Das LG wies die Klage ab. Zwar sei die Widerrufsbelehrung nicht ordnungsgemäß gewesen, allerdings genieße die beklagte Bank Vertrauensschutz im Hinblick auf das vom Verordnungsgeber eingeführte Muster, von dem sie nur durch einen Fußnotenzusatz abgewichen sei. Der Widerruf sei daher verfristet gewesen. Das OLG hielt die Abweichung von der Musterbelehrung indes für schädlich mit der Folge, dass die Widerrufsfrist mangels ordnungsgemäßer Belehrung nie zu laufen begonnen habe und die Kläger den Widerruf noch Jahre später ausüben konnten. Es liege auch kein Fall der Verwirkung vor.

Der BGH stimmt dem OLG zu. Die Kläger konnten ihr Widerrufsrecht auch im Jahr 2013 noch ausüben, sie hätten es weder verwirkt noch sonst unzulässig ausgeübt.

Nichts Genaues weiß man nicht

In beiden Verfahren zeigt schon die unterschiedliche Bewertung durch das jeweilige Ausgangs-gericht und das Berufungsgericht, dass entgegen der Darstellung zahlreicher sog. Verbraucheranwälte die Rechtslage rund um den Widerrufsjoker keineswegs eindeutig und der Klageweg mit zahlreichen Risiken behaftet ist.

Einen Grund, die Sektkorken knallen zu lassen, haben nach diesen Entscheidungen beide Seiten nicht.

So führt die Verwendung von Fußnoten in einer Widerrufsbelehrung nach Meinung des BGH zu einer erheblichen Abweichung von der Musterbelehrung, so dass sich die Bank nicht auf den Vertrauensschutz der Musterbelehrung berufen kann. Die Ausübung eines Widerrufsrechts ist außerdem nach Ansicht der Karlsruher Richter nicht schon deshalb rechtsmissbräuchlich, weil der verfolgte Zweck nicht dem Schutzzweck des Widerrufsrechts entspricht. Unter welchen Voraussetzungen man gleichwohl von Rechtsmissbrauch ausgehen kann, werden hoffentlich die Entscheidungsgründe ergeben.

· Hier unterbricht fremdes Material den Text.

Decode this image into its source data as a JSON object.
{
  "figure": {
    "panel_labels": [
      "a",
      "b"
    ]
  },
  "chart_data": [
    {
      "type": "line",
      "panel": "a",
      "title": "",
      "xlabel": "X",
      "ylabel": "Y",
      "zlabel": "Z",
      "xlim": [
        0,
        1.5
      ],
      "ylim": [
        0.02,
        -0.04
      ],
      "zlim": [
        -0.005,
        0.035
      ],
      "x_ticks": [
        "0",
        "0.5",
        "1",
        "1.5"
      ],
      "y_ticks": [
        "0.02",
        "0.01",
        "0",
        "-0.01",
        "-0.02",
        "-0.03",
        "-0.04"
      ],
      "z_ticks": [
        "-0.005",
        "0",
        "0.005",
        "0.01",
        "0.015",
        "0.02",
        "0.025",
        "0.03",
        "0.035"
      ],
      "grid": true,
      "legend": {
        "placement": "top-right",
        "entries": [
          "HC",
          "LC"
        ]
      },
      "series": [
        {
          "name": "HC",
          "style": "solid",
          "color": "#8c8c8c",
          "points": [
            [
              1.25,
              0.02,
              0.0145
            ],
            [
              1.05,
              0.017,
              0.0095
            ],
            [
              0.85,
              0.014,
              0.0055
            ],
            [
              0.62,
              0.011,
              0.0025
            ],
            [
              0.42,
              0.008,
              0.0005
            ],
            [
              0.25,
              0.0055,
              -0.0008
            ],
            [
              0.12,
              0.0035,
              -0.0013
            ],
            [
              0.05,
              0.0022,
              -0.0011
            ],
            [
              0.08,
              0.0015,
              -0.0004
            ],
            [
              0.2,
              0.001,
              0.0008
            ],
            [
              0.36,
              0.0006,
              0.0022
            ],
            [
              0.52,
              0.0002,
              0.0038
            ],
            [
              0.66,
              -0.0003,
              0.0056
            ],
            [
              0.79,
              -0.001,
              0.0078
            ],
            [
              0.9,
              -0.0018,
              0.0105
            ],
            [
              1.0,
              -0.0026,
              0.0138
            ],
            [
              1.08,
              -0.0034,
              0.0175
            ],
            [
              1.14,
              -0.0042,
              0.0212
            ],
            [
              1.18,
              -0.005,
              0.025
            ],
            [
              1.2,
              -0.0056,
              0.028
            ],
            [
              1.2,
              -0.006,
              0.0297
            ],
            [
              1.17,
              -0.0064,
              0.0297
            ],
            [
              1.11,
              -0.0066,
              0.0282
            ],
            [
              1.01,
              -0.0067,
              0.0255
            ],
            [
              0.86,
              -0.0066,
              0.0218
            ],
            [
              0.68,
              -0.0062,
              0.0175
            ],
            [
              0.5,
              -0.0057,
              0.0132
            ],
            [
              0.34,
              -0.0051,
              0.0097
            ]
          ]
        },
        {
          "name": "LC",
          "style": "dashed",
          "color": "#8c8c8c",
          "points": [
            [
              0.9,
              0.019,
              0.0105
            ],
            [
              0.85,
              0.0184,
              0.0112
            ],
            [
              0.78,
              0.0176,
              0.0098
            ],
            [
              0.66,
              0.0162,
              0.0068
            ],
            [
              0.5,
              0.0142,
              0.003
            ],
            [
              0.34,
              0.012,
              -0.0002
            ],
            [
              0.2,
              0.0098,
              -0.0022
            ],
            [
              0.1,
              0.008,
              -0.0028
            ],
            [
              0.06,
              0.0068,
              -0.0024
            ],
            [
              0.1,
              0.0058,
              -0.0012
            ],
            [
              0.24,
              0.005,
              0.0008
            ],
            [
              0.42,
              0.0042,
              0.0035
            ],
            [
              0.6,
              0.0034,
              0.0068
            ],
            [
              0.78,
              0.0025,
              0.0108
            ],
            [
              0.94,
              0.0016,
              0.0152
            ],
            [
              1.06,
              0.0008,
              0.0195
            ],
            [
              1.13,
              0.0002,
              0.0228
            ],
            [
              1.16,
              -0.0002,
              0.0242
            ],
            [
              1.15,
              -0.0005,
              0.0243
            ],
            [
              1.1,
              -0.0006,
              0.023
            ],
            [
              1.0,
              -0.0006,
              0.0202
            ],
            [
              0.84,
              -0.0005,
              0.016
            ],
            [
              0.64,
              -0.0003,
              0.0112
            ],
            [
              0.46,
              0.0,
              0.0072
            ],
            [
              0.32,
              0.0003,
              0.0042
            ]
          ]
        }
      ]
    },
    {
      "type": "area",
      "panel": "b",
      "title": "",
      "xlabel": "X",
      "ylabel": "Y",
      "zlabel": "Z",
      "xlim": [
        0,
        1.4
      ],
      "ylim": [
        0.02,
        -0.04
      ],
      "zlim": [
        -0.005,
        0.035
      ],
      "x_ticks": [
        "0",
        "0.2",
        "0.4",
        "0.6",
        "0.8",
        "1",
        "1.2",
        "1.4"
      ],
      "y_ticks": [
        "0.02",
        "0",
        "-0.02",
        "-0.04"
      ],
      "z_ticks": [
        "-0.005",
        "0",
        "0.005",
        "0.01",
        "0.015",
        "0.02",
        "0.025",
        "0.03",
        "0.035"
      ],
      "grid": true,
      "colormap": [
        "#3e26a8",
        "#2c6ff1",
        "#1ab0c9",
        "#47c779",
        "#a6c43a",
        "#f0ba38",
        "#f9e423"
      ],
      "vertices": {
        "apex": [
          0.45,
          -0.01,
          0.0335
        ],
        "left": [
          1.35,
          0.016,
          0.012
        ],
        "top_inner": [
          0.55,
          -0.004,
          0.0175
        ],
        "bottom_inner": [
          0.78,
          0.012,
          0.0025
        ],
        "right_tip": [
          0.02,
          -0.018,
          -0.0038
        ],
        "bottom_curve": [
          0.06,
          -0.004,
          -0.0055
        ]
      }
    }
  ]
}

Verbraucheranwälte werden hingegen ungern lesen, dass die Grundsätze von Treu und Glauben grundsätzlich auch auf das "ewige Widerrufsrecht" anzuwenden sind - sonst hätte der BGH im Verfahren XI ZR 501/15 dem OLG nicht die weitere Klärung zu Rechtsmissbrauch und Verwirkung aufgeben müssen. Aber auch dazu bleibt abzuwarten, welche Konkretisierungen sich ggf. in den Entscheidungsgründen wiederfinden. Der Kampf um das ewige Widerrufsrecht scheint jedenfalls noch eine gefühlte Ewigkeit weiterzugehen.

Alexander Knauss ist Rechtsanwalt und Fachanwalt für Bank- und Kapitalmarktrecht am Bonner Standort der überörtlichen Sozietät MEYER-KÖRING Rechtsanwälte Steuerberater PartG mbB.